Perhaps it’s due to hitting middle age or the fact that this past year was a seemingly unrelenting wave of medical emergencies, drowning my family in emergency room visits and intense periods of recovery, that for the first time in my life I’m embracing winter’s darkness. Although I’m a winter person — the season of my birth and lover of snow — I’ve often struggled with winter’s lack of sunshine. Short of gnashing my teeth, I’d sink into a seasonal depression and would try to distract myself to hurry up and get on with winter by praying for snow and anxiously counting down the days until winter solstice and the sun would slowly begin to creep longer and longer into my fitful waking hours.
Not this year. I’m fully embracing what British author Katherine May describes as “wintering,” a period of life she identifies as “a season in the cold.” It’s not always aligned with the months of November through March/April/May (if you happen to live in northwest Montana and spring is always just out of reach) but corresponds to what she calls a fallow period, a time of transition usually coupled with grief, sometimes painful but also necessary. We can’t always live in an endless summer and in the immortal phrase from Game of Thrones: winter is coming. May encourages us to invite wintering. She writes, “Wintering brings about some of the most profound and insightful moments of our human experience. And wisdom resides in those who have wintered.” In my more youthful days when I was always in a rush for my real life to begin, like when ski season began and my slopeside waitressing job would also start, leaving me a little less broke that I’d rush through my days, moving as quickly as I could through any discomfort heightened by the darkening days.
Whether I like it or not, this year as forced me to sit in that discomfort, whether that meant soothing a loved one waking up from surgery or trying to find the words to describe, without terrifying my children, what a particular diagnosis meant and how healing doesn’t follow a pattern like the instructions to one of their sets of Legos. I hesitate to take a deep breath for there is still about 28 or so days left of the year so there’s still time for another catastrophe to shatter our days, but by embracing this prolonged season of wintering, and not racing away from the shadows, I feel like we still have enough patience to endure whatever may greet us on a given day, welcome or not.
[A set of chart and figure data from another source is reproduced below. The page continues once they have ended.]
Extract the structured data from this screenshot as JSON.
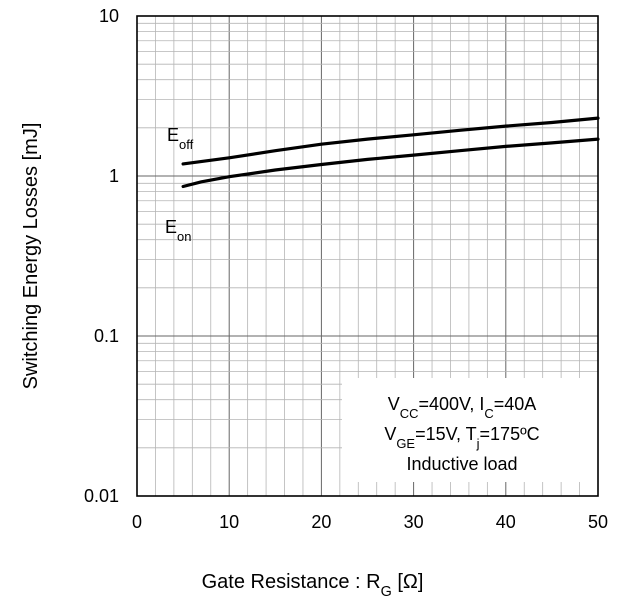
{
  "chart_data": {
    "type": "line",
    "title": "",
    "x_scale": "linear",
    "y_scale": "log",
    "xlim": [
      0,
      50
    ],
    "ylim": [
      0.01,
      10
    ],
    "grid": true,
    "x_ticks": [
      0,
      10,
      20,
      30,
      40,
      50
    ],
    "x_tick_labels": [
      "0",
      "10",
      "20",
      "30",
      "40",
      "50"
    ],
    "y_ticks": [
      0.01,
      0.1,
      1,
      10
    ],
    "y_tick_labels": [
      "0.01",
      "0.1",
      "1",
      "10"
    ],
    "xlabel": {
      "main": "Gate Resistance : R",
      "sub": "G",
      "unit": "[Ω]"
    },
    "ylabel": "Switching Energy Losses [mJ]",
    "series": [
      {
        "name": {
          "main": "E",
          "sub": "off"
        },
        "x": [
          5,
          10,
          15,
          20,
          25,
          30,
          35,
          40,
          45,
          50
        ],
        "y": [
          1.19,
          1.3,
          1.44,
          1.58,
          1.7,
          1.81,
          1.93,
          2.05,
          2.16,
          2.3
        ]
      },
      {
        "name": {
          "main": "E",
          "sub": "on"
        },
        "x": [
          5,
          7,
          10,
          15,
          20,
          25,
          30,
          35,
          40,
          45,
          50
        ],
        "y": [
          0.86,
          0.92,
          0.99,
          1.09,
          1.18,
          1.27,
          1.35,
          1.44,
          1.53,
          1.61,
          1.7
        ]
      }
    ],
    "conditions": [
      [
        {
          "t": "V",
          "s": false
        },
        {
          "t": "CC",
          "s": true
        },
        {
          "t": "=400V, I",
          "s": false
        },
        {
          "t": "C",
          "s": true
        },
        {
          "t": "=40A",
          "s": false
        }
      ],
      [
        {
          "t": "V",
          "s": false
        },
        {
          "t": "GE",
          "s": true
        },
        {
          "t": "=15V, T",
          "s": false
        },
        {
          "t": "j",
          "s": true
        },
        {
          "t": "=175ºC",
          "s": false
        }
      ],
      [
        {
          "t": "Inductive load",
          "s": false
        }
      ]
    ]
  }
}
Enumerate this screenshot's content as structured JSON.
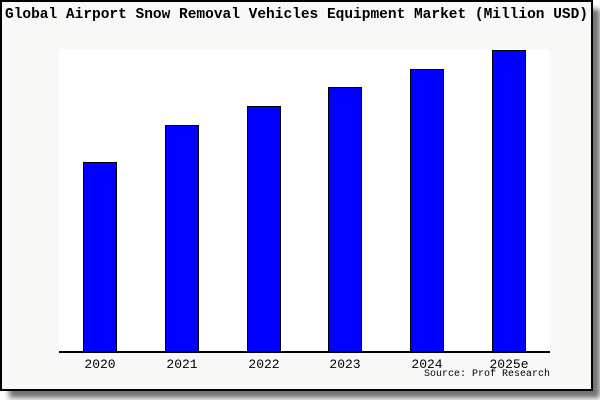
{
  "chart_data": {
    "type": "bar",
    "title": "Global Airport Snow Removal Vehicles Equipment Market (Million USD)",
    "categories": [
      "2020",
      "2021",
      "2022",
      "2023",
      "2024",
      "2025e"
    ],
    "values": [
      189,
      226,
      245,
      264,
      282,
      301
    ],
    "ylim": [
      0,
      302
    ],
    "xlabel": "",
    "ylabel": "",
    "grid": false,
    "legend_position": "none",
    "y_axis_visible": false,
    "x_axis_visible": true,
    "bar_color": "#0000ff",
    "bar_border_color": "#000000",
    "plot_background": "#ffffff",
    "figure_background": "#f8f8f6",
    "source": "Source: Prof Research"
  }
}
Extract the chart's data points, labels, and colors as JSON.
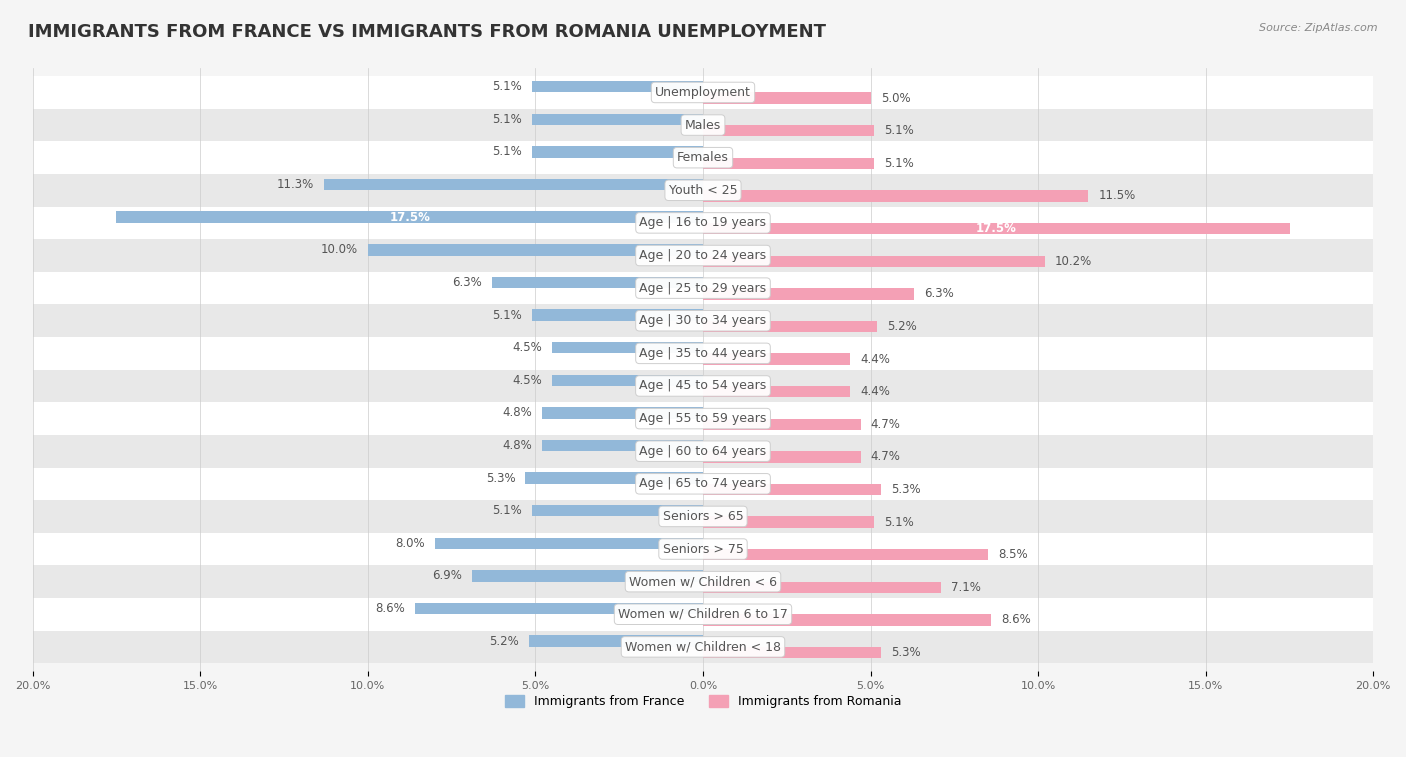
{
  "title": "IMMIGRANTS FROM FRANCE VS IMMIGRANTS FROM ROMANIA UNEMPLOYMENT",
  "source": "Source: ZipAtlas.com",
  "categories": [
    "Unemployment",
    "Males",
    "Females",
    "Youth < 25",
    "Age | 16 to 19 years",
    "Age | 20 to 24 years",
    "Age | 25 to 29 years",
    "Age | 30 to 34 years",
    "Age | 35 to 44 years",
    "Age | 45 to 54 years",
    "Age | 55 to 59 years",
    "Age | 60 to 64 years",
    "Age | 65 to 74 years",
    "Seniors > 65",
    "Seniors > 75",
    "Women w/ Children < 6",
    "Women w/ Children 6 to 17",
    "Women w/ Children < 18"
  ],
  "france_values": [
    5.1,
    5.1,
    5.1,
    11.3,
    17.5,
    10.0,
    6.3,
    5.1,
    4.5,
    4.5,
    4.8,
    4.8,
    5.3,
    5.1,
    8.0,
    6.9,
    8.6,
    5.2
  ],
  "romania_values": [
    5.0,
    5.1,
    5.1,
    11.5,
    17.5,
    10.2,
    6.3,
    5.2,
    4.4,
    4.4,
    4.7,
    4.7,
    5.3,
    5.1,
    8.5,
    7.1,
    8.6,
    5.3
  ],
  "france_color": "#92b8d9",
  "romania_color": "#f4a0b5",
  "france_label": "Immigrants from France",
  "romania_label": "Immigrants from Romania",
  "max_value": 20.0,
  "bar_height": 0.35,
  "title_fontsize": 13,
  "label_fontsize": 9,
  "value_fontsize": 8.5,
  "inside_label_idx": 4
}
This coming winter will also be the first one in 40 years that I won’t be able to ski. While I’ve suffered a handful of injuries, usually the result of ski racing, through the ski season, I’ve never missed an entire winter of skiing. But this is the year that my ankle needs to be surgically rebuilt. So, I will soon sit with my discomfort for longer than I’d like and will have to live vicariously through my two children who fiercely love, like I do, the way they feel when sliding downhill on this magical substance we call snow. Instead of pushing through the injury – a mess of torn ligaments and bone spurs from decades of repeated injuries – I’ve been preparing myself for this fallow period. I can’t rush healing and instead of fighting against the dark, I’ve started to acclimatize.
Living in a mountain culture town, winter typically means chasing after powder days and tracking storms. This year, winter will go from a noun to a verb. I will be wintering, and certainly scanning the skies for snowflakes, but I’m also working toward a sense of settling, befriending pain and discomfort, waiting not for untracked lines but rather, a flourishing that can emerge during the season’s cold and lean times.